Where has the soul gone in this business of baby catching? Midwives and doulas consider nourishment in the form of food, loving words, gentle touch, respect, and the joy of being together in a loving environment essential to the care of the birthing couple. Many medical practitioners feel safer with cold, hard, shiny instruments and machines which monitor, cut, scrape, vaccuum, and suction, and are less invested in a woman’s experience of birth. I can’t tell you how many times I’ve heard a woman say to her doctor, “this isn’t what I wanted,” and the clinical reply, “This is Obstetrics. You don’t always get what you want,” as if having wanted anything in the first place was silly. Besides, giving birth is NOT obstetrics. The woman giving birth isn’t practising obstetrics! It’s what the doctor is doing, and what he wants has a lot of sway. I understand their job is to monitor for and treat pathology in most birthing women, not to join hands and sing with their patients (though Michel Odent has done that, and it has worked wonders for his practice). But a doctor’s warmth is today considered a blessing and a bonus; a little icing on the cake instead of something that should be expected. The care of birth in North America comes primarily from a mind oriented, intellectual place. Being logical and clinical and applying technology according to arising potentials is what saves us from disaster, not something earthy crunchy like eating, or loving support. Or does it?
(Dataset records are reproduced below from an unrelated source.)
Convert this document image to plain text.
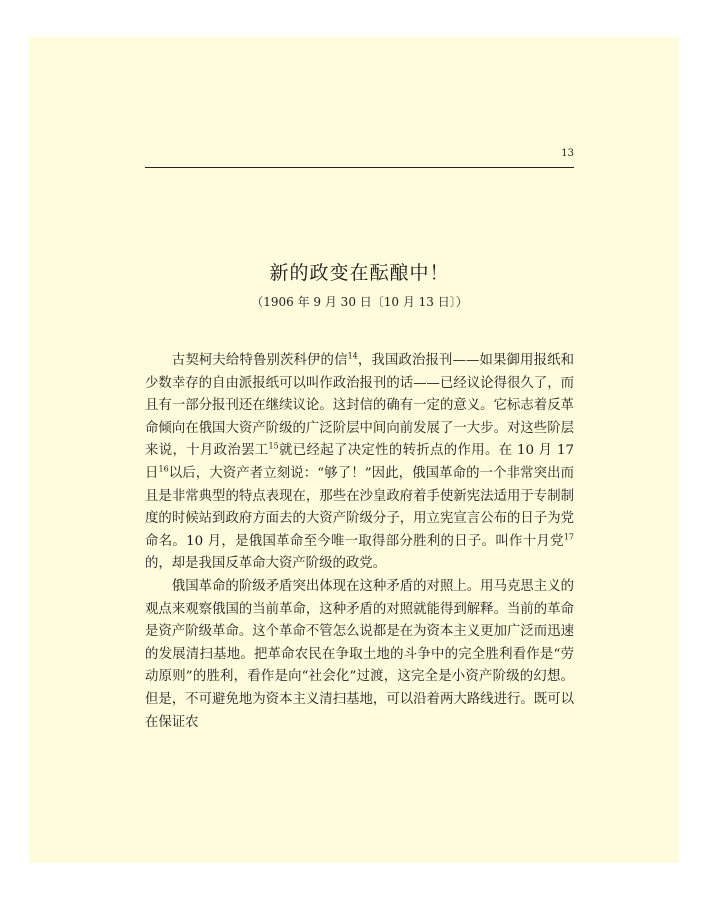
13
新的政变在酝酿中！
（1906 年 9 月 30 日〔10 月 13 日〕）

古契柯夫给特鲁别茨科伊的信$^{14}$，我国政治报刊——如果御用报纸和少数幸存的自由派报纸可以叫作政治报刊的话——已经议论得很久了，而且有一部分报刊还在继续议论。这封信的确有一定的意义。它标志着反革命倾向在俄国大资产阶级的广泛阶层中间向前发展了一大步。对这些阶层来说，十月政治罢工$^{15}$就已经起了决定性的转折点的作用。在 10 月 17 日$^{16}$以后，大资产者立刻说：“够了！”因此，俄国革命的一个非常突出而且是非常典型的特点表现在，那些在沙皇政府着手使新宪法适用于专制制度的时候站到政府方面去的大资产阶级分子，用立宪宣言公布的日子为党命名。10 月，是俄国革命至今唯一取得部分胜利的日子。叫作十月党$^{17}$的，却是我国反革命大资产阶级的政党。

俄国革命的阶级矛盾突出体现在这种矛盾的对照上。用马克思主义的观点来观察俄国的当前革命，这种矛盾的对照就能得到解释。当前的革命是资产阶级革命。这个革命不管怎么说都是在为资本主义更加广泛而迅速的发展清扫基地。把革命农民在争取土地的斗争中的完全胜利看作是“劳动原则”的胜利，看作是向“社会化”过渡，这完全是小资产阶级的幻想。但是，不可避免地为资本主义清扫基地，可以沿着两大路线进行。既可以在保证农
A primarily mind oriented approach to maternity care as opposed to an approach which is certainly clinically skilled, but acutely aware of the need for compassion and nurturing seems to create the best outcomes. Midwives care for the vast majority of pregnant and labouring women in the Netherlands, for instance, and they have some of the most commendable birth outcomes in the world. We, sadly, do not. Our neonatal mortality and morbidity rates are pretty awful, considering all the emphasis on technology. Sure, they have great OB care in Holland too, but not for the majority of births. OBs take care of women who are higher risk, instead of almost every garden variety birthing lady as they do here. The OBs also seem pretty content to allow the midwives to deal with normal births, and they seem to have great respect for the birth process, supporting the idea of homebirth, which happens in around 1 in 3 births there. NOT here. There doesn’t seem to be a lot of love between doctors and midwives.

Trying to outsmart Birth as if we were playing a game of Chess clearly is not the ideal way to approach maternity care. Let us bring heart back to caring for birth. Bringing in more love, compassion, and trust is not just some hippie la la notion. It is a crucial missing element. This is why doulas tend to have such great statistics with their hospital birthing clients…we bring the love. We will feed you and nurture you. We will encourage you and buffer a harsh environment. As Ina May Gaskin quotes in her book Spiritual Midwifery, “With love, even the rocks will open.”